Featuring his shouty songs, his shouty mates and his shouty Dad/Manager, Weller senior - a ghastly mongrel cross between Ronnie Kray and Malcolm McLaren - the ModFather relates the aritistic struggle of an Estuary Narcissuss, revealing how, after years of producing boring shouty drivel, he has now reached a high plateau of critical acceptance by immature, shouty cockneys. And become the knitwear industry's Man of the Millenium.
The whole, uncritical fanzine is rendered worthwile by a five second clip of Lord Windbag, in his rock 'n' roll days, grandstanding in front of a bunch of pasty, fuckwit musos,"united" "against" "Thatcher" in the democratic pursuit of increased album sales. I'd just like to say, quips Kinnock, that Red Wedge is not the name of my hairstyle. Bless.
Daily Telegraph readers will be disappointed that Lord Billy Bragg, pictured next to Mayor Ken, features only barely in this Saga of Mod and thankfully without his atonal tinny guitar of Socialist Reform, the cunt.
Tearing himself away from his hairdryer, the mature Weller confesses that he now realises that politicians are all just in it for themselves. There is, as we often reflect, no business like showbusiness.
Old Paul is much loved by the schedulers at the Beeb and The Weller rockumentary will be repeated endlessly. It is well worth avoiding.
6 comments:
Mr Ishmael,
I caught five minutes of it. Odious and vacuous as the gobshite is/was, I have to admit that a small shred of nostalgia appeared on the collar of me skin-tight, striped shirt. Yes, I too was that shouty, spotty, puerile dickhead. Ahhh, it was grand to be young. We rolled about in it, our ghostly-white, stick-insect bodies slick with stupidity.

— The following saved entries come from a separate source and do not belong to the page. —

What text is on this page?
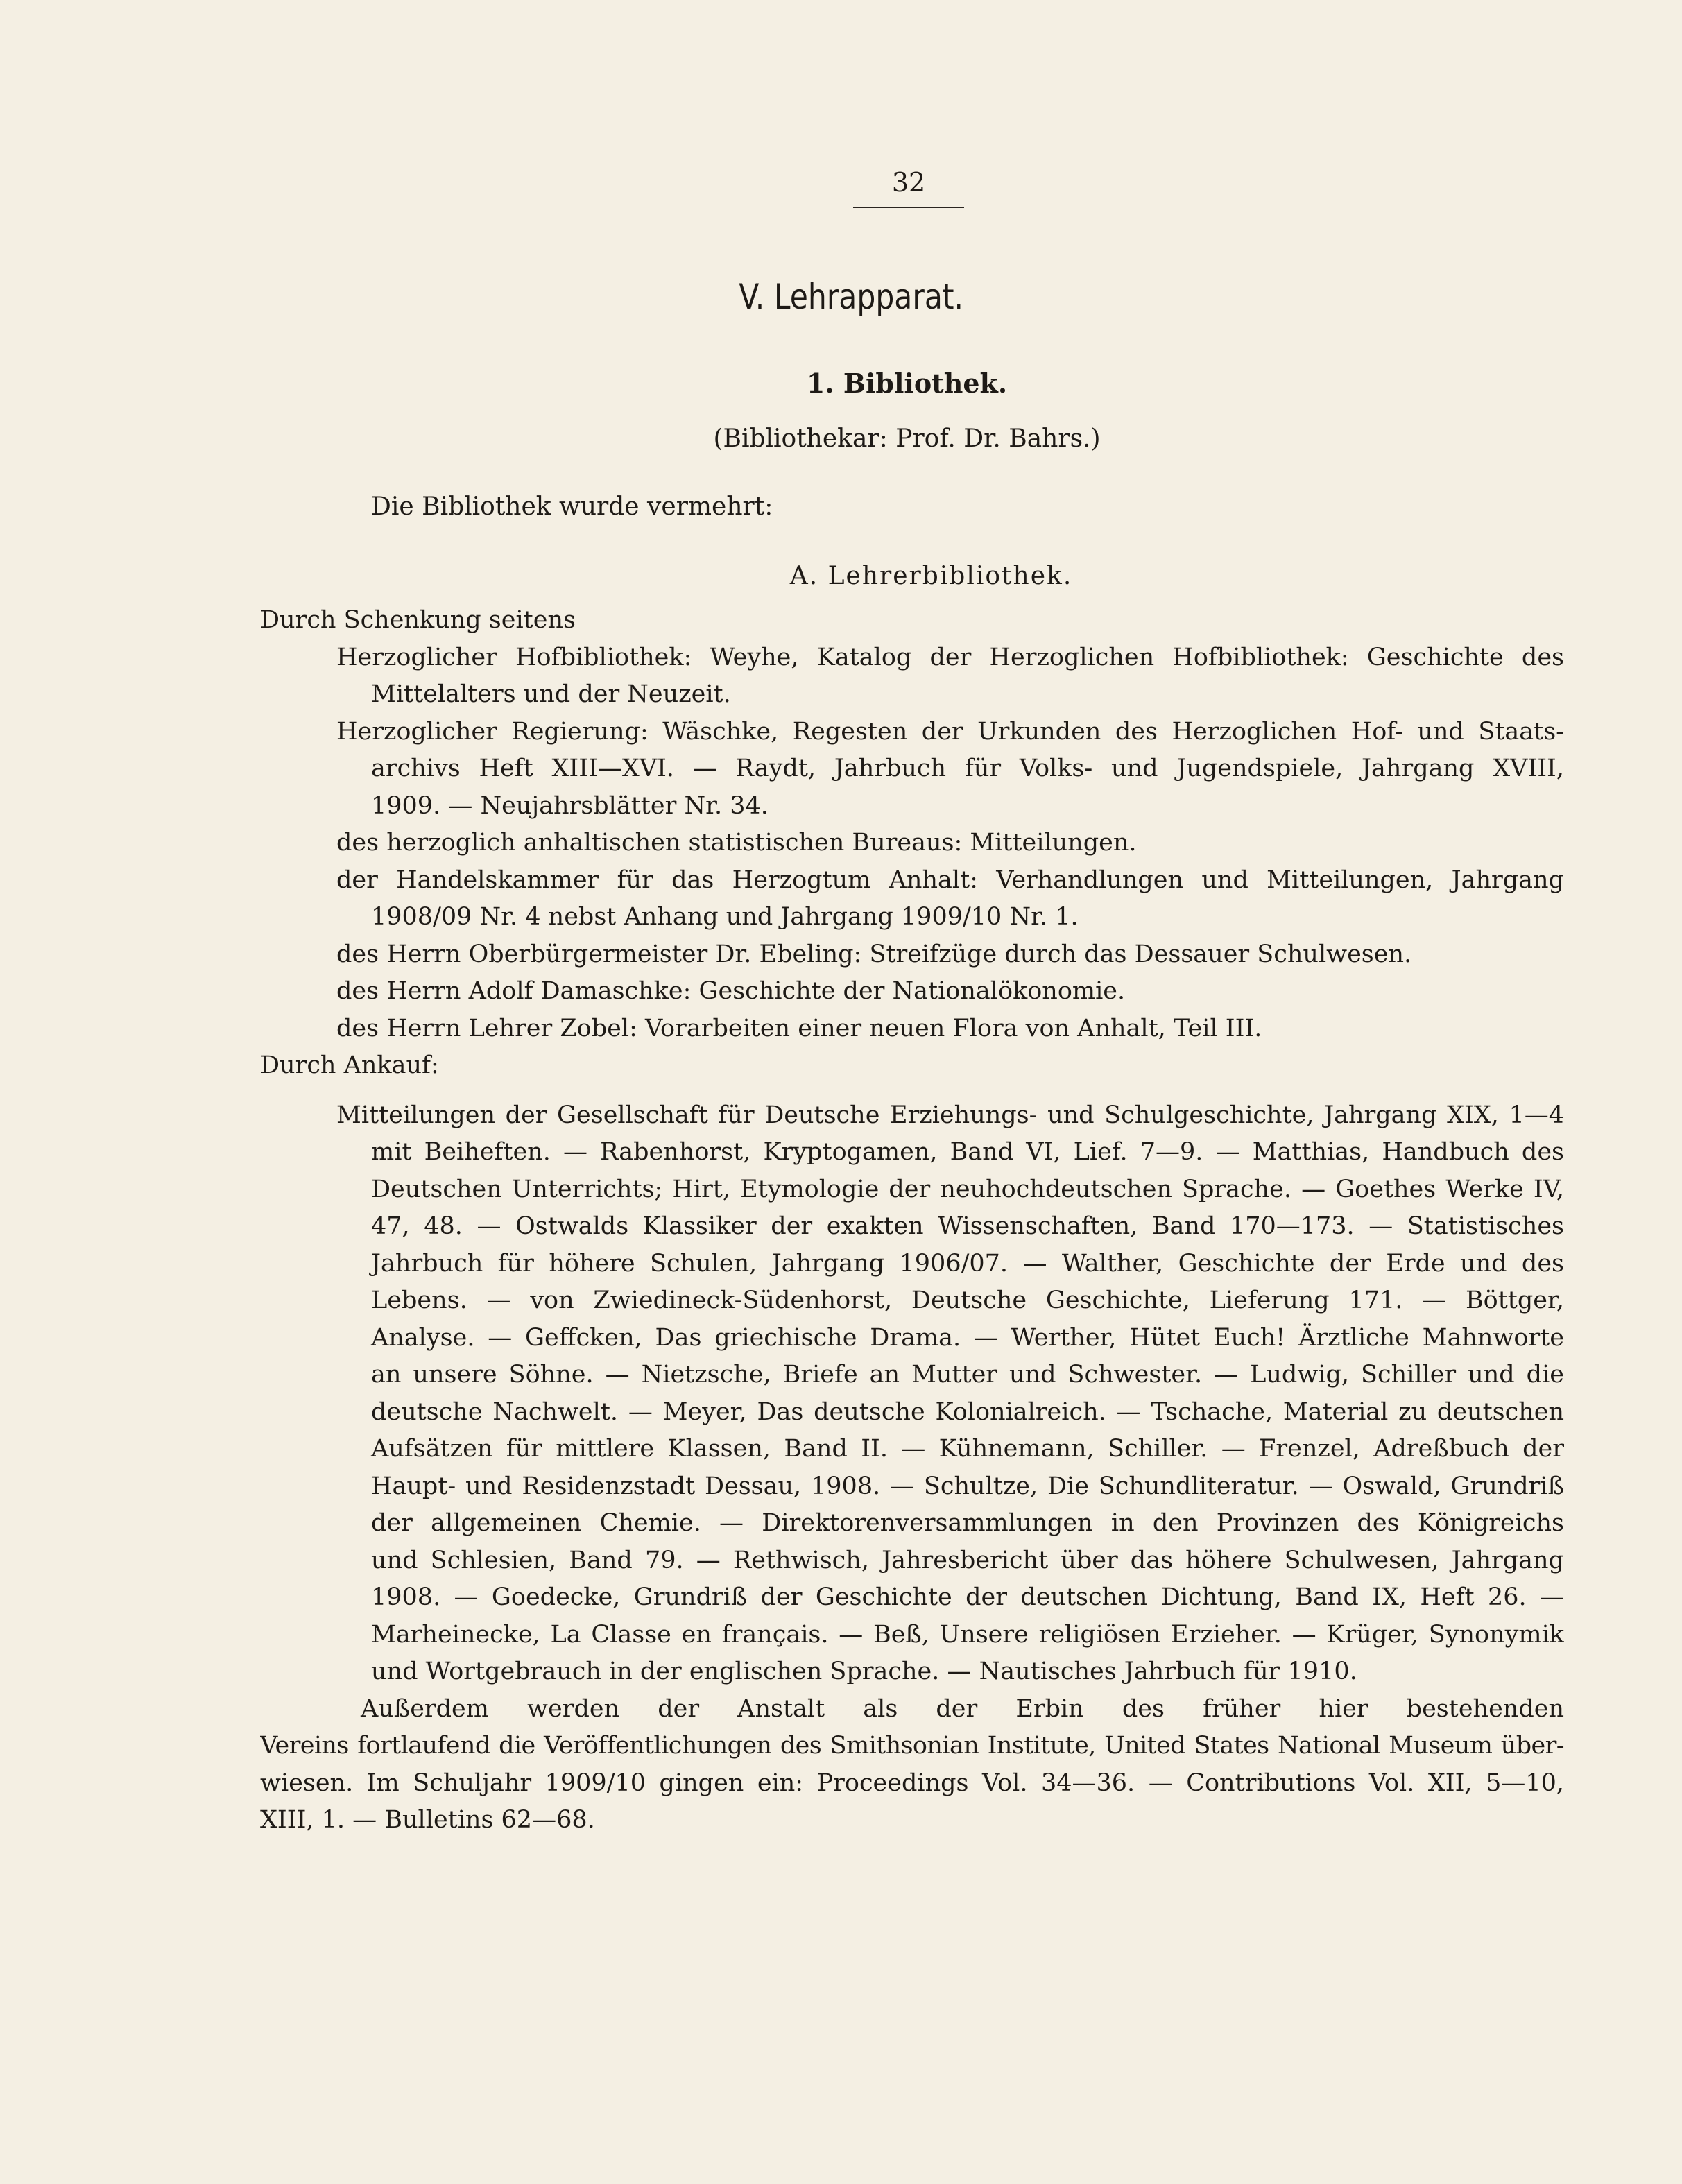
32
V. Lehrapparat.
1. Bibliothek.
(Bibliothekar: Prof. Dr. Bahrs.)
Die Bibliothek wurde vermehrt:
A. Lehrerbibliothek.
Durch Schenkung seitens
Herzoglicher Hofbibliothek: Weyhe, Katalog der Herzoglichen Hofbibliothek: Geschichte des
Mittelalters und der Neuzeit.
Herzoglicher Regierung: Wäschke, Regesten der Urkunden des Herzoglichen Hof- und Staats-
archivs Heft XIII—XVI. — Raydt, Jahrbuch für Volks- und Jugendspiele, Jahrgang XVIII,
1909. — Neujahrsblätter Nr. 34.
des herzoglich anhaltischen statistischen Bureaus: Mitteilungen.
der Handelskammer für das Herzogtum Anhalt: Verhandlungen und Mitteilungen, Jahrgang
1908/09 Nr. 4 nebst Anhang und Jahrgang 1909/10 Nr. 1.
des Herrn Oberbürgermeister Dr. Ebeling: Streifzüge durch das Dessauer Schulwesen.
des Herrn Adolf Damaschke: Geschichte der Nationalökonomie.
des Herrn Lehrer Zobel: Vorarbeiten einer neuen Flora von Anhalt, Teil III.
Durch Ankauf:
Mitteilungen der Gesellschaft für Deutsche Erziehungs- und Schulgeschichte, Jahrgang XIX, 1—4
mit Beiheften. — Rabenhorst, Kryptogamen, Band VI, Lief. 7—9. — Matthias, Handbuch des
Deutschen Unterrichts; Hirt, Etymologie der neuhochdeutschen Sprache. — Goethes Werke IV,
47, 48. — Ostwalds Klassiker der exakten Wissenschaften, Band 170—173. — Statistisches
Jahrbuch für höhere Schulen, Jahrgang 1906/07. — Walther, Geschichte der Erde und des
Lebens. — von Zwiedineck-Südenhorst, Deutsche Geschichte, Lieferung 171. — Böttger,
Analyse. — Geffcken, Das griechische Drama. — Werther, Hütet Euch! Ärztliche Mahnworte
an unsere Söhne. — Nietzsche, Briefe an Mutter und Schwester. — Ludwig, Schiller und die
deutsche Nachwelt. — Meyer, Das deutsche Kolonialreich. — Tschache, Material zu deutschen
Aufsätzen für mittlere Klassen, Band II. — Kühnemann, Schiller. — Frenzel, Adreßbuch der
Haupt- und Residenzstadt Dessau, 1908. — Schultze, Die Schundliteratur. — Oswald, Grundriß
der allgemeinen Chemie. — Direktorenversammlungen in den Provinzen des Königreichs
und Schlesien, Band 79. — Rethwisch, Jahresbericht über das höhere Schulwesen, Jahrgang
1908. — Goedecke, Grundriß der Geschichte der deutschen Dichtung, Band IX, Heft 26. —
Marheinecke, La Classe en français. — Beß, Unsere religiösen Erzieher. — Krüger, Synonymik
und Wortgebrauch in der englischen Sprache. — Nautisches Jahrbuch für 1910.
Außerdem werden der Anstalt als der Erbin des früher hier bestehenden
Vereins fortlaufend die Veröffentlichungen des Smithsonian Institute, United States National Museum über-
wiesen. Im Schuljahr 1909/10 gingen ein: Proceedings Vol. 34—36. — Contributions Vol. XII, 5—10,
XIII, 1. — Bulletins 62—68.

Turned it off, as I say, after five minutes overwhelmed by nothing. For penance, Father, I shall this evening search me out some Leonard Cohen on the jukebox. Let's sing another song, boys. This one has grown old and bitter.
Whoever said politics was showbusiness for ugly fuckers was right
Dear Mr Ishmael
As the possessor of a pair of white stillettoes (are there any other shoes?) I really must protest at your designation of Woking as "Estuary".
Wokin is in Surrey, it is well norf - or west, who knows wiv these west-end types - of Teddington Locks, it is practically Windsor, which is why he wrote the Eton Rifles.
Yer Estury starts at the mudflats at the Tahah ov Lunnon, just by Traitors' Gate as was, or some say earlier below Blackfriars Bridge where the old River Fleet still joins the Thames. It ends at Sarfend. I've bin on a rivver boat from Westminster Pier and seen it all. No sign of Weller.
His website modestly says "Here was the new soul vision that Kevin Rowland had been promising five years earlier with Dexys Midnight Runners’ Searching For The Young Soul Rebels."
Rubbish. Rowland always knew were the young soul rebels were, although being smashed out of his gourd, he had to ask the audience where they were hidden.
Dear Mrs Woman On A Raft
I only meant Estuary in the sense of a dialect, perhaps a set of values and not as a matter of geographical certainty; y'know, how Cardinal Blair used to speak a unique, verbless, form of Estuary
Anyway, to we dwelling in the Far North, such distinctions as you raise are meaningless, anywhere South of Hadrian's Wall being a polyglot nightmare.
I will look at the clip when my connection -via Avanti, Australian-Italian IT Fraudsters - permits. Always had a soft spot for Kevin, he was barking mad wasn't he, and the more of those we have entertain us the wiser shall we be.
ps Mr Mongoose
As it happens the Cohen World Tour Concert, also on BBC 4, is an antidote to those weary of Dr Bob's eternal reinvention of his catalogue; Cohens tunes are more or less faithful to the original arrangement but dramatically improved by a band of virtuosi, you wouldn't believe such delights could be wrung from the old roue's turgid complaints.
Mr Ishmael,
Thank-you, I shall delve more deeply.